Unfortunately, WordML has limitations regarding nesting of elements and
the like which make it difficult, if not impossible, to covert a Word
document to another XML based schema, such as DocBook. I had a post on my
weblog some time ago
(http://www.soltys.ca/coredump/2004/01/word-2003-and-docbook-probably-not.html)
that links to a UseNet article which goes into detail about this.

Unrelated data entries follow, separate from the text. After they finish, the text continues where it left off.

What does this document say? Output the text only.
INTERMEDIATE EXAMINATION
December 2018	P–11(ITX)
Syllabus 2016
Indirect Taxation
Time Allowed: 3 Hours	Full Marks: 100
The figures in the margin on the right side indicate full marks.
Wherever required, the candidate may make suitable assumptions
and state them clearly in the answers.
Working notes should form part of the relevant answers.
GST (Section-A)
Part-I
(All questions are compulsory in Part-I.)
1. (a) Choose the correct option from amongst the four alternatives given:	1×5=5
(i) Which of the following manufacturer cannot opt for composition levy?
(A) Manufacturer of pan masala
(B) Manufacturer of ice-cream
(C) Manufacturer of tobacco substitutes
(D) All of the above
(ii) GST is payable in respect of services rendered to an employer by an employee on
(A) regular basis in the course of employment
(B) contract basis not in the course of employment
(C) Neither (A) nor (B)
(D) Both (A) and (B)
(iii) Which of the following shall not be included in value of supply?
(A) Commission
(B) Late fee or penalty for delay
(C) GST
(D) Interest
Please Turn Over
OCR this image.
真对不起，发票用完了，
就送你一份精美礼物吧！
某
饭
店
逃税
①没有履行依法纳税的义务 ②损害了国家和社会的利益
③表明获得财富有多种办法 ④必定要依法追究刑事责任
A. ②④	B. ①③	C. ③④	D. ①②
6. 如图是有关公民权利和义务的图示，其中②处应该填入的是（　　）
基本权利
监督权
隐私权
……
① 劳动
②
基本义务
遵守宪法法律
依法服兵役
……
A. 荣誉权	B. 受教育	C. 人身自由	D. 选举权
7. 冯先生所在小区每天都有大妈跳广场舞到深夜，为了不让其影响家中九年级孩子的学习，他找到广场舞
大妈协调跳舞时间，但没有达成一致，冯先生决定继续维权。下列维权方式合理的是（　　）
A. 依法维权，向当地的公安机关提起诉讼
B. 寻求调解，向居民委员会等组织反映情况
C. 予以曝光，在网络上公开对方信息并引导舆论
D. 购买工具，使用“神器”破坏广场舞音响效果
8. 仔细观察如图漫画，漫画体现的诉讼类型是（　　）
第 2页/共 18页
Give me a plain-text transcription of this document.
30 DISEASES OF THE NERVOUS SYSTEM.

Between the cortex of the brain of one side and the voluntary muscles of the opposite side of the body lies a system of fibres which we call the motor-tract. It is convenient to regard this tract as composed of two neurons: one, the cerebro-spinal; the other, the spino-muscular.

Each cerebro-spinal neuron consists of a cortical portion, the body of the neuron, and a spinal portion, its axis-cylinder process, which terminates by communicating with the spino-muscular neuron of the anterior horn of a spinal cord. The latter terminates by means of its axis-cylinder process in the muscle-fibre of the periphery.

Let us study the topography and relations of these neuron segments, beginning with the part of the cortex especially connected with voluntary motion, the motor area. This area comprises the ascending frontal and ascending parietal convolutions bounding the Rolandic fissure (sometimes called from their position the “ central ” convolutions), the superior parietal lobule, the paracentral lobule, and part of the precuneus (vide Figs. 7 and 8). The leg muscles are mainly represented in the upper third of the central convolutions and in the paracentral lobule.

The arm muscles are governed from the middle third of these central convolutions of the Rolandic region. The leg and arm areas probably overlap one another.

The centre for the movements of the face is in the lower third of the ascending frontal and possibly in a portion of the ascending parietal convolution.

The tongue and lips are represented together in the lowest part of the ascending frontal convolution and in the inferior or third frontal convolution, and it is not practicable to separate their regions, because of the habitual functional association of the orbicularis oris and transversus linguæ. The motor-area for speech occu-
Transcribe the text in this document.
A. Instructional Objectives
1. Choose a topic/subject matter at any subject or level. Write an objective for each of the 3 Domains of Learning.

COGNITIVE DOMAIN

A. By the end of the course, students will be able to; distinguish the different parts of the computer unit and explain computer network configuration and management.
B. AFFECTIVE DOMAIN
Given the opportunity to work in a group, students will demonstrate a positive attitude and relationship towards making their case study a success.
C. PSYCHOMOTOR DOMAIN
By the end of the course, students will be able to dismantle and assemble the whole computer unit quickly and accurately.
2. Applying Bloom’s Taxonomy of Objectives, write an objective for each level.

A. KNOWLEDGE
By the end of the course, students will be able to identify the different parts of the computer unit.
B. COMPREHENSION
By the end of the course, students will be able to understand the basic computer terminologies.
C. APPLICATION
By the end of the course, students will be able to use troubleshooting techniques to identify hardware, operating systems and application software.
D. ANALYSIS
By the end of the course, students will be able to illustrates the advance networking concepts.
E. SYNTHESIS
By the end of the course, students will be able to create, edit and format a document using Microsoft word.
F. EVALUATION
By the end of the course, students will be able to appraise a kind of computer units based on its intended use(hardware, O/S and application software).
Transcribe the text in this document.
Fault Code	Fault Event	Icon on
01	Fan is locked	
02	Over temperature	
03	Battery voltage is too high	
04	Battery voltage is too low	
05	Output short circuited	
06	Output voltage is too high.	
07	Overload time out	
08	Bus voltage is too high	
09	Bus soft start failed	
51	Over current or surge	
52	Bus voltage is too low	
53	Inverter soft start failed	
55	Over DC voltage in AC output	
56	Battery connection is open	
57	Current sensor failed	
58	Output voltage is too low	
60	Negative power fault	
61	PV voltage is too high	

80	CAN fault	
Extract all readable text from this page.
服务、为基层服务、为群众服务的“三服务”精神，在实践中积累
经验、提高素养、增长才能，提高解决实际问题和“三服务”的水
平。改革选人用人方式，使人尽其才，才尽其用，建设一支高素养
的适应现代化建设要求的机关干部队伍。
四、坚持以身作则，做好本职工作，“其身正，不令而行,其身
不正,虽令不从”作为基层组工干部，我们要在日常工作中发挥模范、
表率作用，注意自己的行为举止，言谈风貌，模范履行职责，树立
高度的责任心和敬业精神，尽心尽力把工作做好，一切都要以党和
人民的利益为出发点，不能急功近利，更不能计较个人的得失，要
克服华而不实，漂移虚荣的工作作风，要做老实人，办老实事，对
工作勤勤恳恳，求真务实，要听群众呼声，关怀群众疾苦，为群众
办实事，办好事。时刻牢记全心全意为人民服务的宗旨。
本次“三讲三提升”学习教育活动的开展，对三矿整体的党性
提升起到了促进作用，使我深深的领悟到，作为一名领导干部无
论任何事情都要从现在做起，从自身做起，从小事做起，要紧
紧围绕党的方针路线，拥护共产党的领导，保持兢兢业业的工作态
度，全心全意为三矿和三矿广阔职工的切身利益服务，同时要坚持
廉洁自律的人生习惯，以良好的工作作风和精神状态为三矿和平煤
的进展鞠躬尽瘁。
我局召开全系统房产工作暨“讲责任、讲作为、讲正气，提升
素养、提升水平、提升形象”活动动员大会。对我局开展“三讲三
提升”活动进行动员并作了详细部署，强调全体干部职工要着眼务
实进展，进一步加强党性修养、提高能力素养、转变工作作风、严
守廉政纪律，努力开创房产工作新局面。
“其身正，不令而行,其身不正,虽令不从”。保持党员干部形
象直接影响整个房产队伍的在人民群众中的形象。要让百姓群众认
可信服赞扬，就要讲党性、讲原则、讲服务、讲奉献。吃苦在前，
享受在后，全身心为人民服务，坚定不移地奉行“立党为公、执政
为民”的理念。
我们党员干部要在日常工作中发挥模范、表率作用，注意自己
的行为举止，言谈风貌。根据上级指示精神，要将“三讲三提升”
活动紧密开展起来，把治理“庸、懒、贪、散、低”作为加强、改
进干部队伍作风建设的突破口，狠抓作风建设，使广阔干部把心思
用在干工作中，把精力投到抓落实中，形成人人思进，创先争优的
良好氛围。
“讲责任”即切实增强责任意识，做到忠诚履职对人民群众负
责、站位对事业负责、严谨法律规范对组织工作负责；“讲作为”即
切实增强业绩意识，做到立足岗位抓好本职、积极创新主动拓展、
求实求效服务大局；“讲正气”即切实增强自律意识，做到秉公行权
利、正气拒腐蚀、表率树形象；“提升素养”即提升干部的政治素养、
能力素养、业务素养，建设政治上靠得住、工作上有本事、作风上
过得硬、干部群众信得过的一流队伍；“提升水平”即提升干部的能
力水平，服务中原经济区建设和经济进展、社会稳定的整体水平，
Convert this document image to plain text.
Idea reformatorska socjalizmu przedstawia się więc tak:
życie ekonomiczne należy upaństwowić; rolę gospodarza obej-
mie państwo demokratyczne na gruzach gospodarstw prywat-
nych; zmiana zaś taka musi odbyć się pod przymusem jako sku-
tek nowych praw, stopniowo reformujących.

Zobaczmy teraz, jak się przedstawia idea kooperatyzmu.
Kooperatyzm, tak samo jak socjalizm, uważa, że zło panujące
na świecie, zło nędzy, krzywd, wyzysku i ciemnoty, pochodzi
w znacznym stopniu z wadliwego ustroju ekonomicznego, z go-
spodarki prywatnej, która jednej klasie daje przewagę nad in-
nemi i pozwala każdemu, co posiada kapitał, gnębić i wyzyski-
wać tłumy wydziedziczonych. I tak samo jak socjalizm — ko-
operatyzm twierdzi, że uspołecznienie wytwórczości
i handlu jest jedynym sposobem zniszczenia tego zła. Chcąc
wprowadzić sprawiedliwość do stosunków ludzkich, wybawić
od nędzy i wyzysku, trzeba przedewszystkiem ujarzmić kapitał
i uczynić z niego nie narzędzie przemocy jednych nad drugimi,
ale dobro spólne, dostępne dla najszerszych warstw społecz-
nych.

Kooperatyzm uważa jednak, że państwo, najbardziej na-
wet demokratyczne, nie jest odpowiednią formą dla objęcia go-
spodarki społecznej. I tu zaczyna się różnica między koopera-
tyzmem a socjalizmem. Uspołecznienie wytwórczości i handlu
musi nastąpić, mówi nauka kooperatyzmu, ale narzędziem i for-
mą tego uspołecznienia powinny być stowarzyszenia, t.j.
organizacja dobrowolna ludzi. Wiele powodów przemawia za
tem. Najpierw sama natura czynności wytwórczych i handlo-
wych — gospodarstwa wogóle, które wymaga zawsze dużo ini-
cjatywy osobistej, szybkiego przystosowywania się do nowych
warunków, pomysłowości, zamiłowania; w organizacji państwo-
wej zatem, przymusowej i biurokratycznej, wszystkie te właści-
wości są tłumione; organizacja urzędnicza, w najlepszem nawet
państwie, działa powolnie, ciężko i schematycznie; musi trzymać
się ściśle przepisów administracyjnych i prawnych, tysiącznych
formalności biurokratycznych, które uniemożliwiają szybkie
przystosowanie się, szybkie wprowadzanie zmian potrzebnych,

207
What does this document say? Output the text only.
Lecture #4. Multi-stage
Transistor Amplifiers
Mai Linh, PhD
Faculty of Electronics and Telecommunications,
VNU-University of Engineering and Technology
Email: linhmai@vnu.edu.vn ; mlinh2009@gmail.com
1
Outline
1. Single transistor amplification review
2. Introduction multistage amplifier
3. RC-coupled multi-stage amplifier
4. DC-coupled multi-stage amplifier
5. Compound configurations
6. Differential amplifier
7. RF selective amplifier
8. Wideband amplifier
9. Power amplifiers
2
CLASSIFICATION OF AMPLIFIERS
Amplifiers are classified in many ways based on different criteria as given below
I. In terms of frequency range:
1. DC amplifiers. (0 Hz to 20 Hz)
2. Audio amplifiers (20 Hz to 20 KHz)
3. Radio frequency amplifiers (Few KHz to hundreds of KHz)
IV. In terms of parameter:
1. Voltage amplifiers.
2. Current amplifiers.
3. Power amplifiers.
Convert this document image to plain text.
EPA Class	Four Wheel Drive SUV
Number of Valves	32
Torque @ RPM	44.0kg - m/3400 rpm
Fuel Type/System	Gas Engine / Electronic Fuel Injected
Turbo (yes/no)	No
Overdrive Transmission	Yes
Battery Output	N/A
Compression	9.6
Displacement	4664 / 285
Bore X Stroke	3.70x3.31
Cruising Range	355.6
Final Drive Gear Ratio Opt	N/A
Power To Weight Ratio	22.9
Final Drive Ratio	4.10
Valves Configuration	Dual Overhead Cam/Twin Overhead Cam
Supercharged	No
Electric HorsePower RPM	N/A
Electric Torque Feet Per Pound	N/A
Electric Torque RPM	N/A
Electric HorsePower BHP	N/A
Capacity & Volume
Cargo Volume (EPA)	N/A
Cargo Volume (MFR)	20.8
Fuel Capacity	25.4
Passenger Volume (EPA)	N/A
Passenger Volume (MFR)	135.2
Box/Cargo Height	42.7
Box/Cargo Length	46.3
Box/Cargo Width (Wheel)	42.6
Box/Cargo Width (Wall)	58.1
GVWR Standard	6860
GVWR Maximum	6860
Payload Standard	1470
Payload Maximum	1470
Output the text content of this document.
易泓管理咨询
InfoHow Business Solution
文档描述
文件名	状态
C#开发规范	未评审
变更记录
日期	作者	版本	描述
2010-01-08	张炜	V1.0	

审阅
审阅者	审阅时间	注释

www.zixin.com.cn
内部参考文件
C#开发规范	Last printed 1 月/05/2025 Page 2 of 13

Essentially what it boils down to is that WordML was created to preserve
the format of the document, not the structure.
Best
Keith
> eric -dot- dunn -at- ca -dot- transport -dot- bombardier -dot- com wrote:
>
>
> The author never quite gets around to the thing everyone wants to
> know: does WordProcessingML constitute the opening of the MS Word
> file format? He *does* say that saving native MS Word to
> WordProcessingML creates crazy-quilt XML, but is hopeful this will
> improve. What's not said is whether users can -- perhaps with
> difficulty -- sort-out a de facto DTD for WordProcessingML and
> create fully-featured MS Word documents with a text editor or
> programmatically, as can be done with OpenOffice files. That would
> mean universal interchange is/will be possible, but it's not clear
> to me that that's even a Microsoft goal. I suspect it's not.
>
> The test is whether there'll be a public namespace and DTD(s).